Либо перемонтируй вручную.

----------

## KAMIKAZE_

 *Unik wrote:*   

>  *KAMIKAZE_ wrote:*   При загрузке (после нормального выключения и ненормального   компьютера) reiserfsck выдаёт сообщение о том, что якобы файловая система примаунчена "Read-Only" и отказывается что-либо проверять/фиксить.   
> 
> скорее всего у тя ядро ищет initrd, но не находит 
> 
> либо скомпиль его без инитрд, либо сделай инитрд сам 
> ...

 

/usr/src/linux/.config:

...

#CONFIG_BLK_DEV_INITRD is not set

...

 :Evil or Very Mad: 

----------

## KAMIKAZE_

 *RJF_Dilan wrote:*   

> Либо перемонтируй вручную.

 

После загрузки ФС маунтится в нормальный режим... Мне нужна автоматическая проверка и рыплэй транзакций при загрузке

 :Twisted Evil: 

----------

## KAMIKAZE_

Порывшись в /etc/fstab, нашёл <dump/pass> для корня они были "0 0" я поменял на "0 1" и сейчас вроде бы транзакции переигрываются.
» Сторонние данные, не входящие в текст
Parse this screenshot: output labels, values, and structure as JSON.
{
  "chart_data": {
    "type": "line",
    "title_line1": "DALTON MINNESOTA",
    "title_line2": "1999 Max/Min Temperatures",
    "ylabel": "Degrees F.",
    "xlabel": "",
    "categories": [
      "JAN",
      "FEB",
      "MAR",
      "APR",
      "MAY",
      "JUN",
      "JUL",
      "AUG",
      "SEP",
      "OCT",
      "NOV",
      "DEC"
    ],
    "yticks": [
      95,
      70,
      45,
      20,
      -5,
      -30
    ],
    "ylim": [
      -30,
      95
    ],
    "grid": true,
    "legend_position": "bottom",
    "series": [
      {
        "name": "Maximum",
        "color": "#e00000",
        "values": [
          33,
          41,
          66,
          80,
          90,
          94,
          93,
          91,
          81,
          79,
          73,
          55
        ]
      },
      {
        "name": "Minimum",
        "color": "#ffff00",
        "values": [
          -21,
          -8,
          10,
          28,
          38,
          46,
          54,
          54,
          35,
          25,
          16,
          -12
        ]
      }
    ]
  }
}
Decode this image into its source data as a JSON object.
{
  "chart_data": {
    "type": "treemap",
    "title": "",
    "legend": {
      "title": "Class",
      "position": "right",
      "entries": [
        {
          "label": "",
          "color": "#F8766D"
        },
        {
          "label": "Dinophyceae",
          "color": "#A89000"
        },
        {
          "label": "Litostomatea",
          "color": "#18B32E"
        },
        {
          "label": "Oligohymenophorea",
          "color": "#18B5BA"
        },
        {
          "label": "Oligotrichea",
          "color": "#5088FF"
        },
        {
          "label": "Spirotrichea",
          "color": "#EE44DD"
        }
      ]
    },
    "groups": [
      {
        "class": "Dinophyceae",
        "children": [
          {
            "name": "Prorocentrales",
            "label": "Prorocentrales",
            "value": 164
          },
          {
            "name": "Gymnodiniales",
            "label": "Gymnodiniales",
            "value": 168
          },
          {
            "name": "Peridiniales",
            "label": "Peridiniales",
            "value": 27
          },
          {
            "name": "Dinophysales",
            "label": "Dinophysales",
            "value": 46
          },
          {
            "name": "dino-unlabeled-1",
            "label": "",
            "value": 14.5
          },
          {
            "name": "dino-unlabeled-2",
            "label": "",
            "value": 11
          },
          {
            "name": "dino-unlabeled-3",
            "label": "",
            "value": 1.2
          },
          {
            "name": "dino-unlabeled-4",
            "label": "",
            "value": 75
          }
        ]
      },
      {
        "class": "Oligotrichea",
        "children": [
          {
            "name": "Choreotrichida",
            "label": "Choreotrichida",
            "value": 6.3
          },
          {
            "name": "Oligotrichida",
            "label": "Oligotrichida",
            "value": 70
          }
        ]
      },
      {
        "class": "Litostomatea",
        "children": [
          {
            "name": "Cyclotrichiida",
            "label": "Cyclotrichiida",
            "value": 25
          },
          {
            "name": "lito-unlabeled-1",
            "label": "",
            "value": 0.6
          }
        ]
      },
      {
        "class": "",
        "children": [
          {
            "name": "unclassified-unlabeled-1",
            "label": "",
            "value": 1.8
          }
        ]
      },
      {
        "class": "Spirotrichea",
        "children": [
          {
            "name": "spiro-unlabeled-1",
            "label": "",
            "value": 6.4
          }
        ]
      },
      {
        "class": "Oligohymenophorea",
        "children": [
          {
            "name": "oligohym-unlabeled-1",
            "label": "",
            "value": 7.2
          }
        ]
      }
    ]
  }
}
Народ! Обьясните плз что это   :Twisted Evil: 

----------

## luciferr

fs_passno определяет порядок проверки файловой системы при первичной загрузке системы. Число 1 обязательно следует указывать для корневой файловой системы. Если вы захотите проверять что-нибудь кроме нее, то ставьте число 2, в противном случае - 0. (http://www.lansoft.ru/3/index315.html)

more : man fstab

----------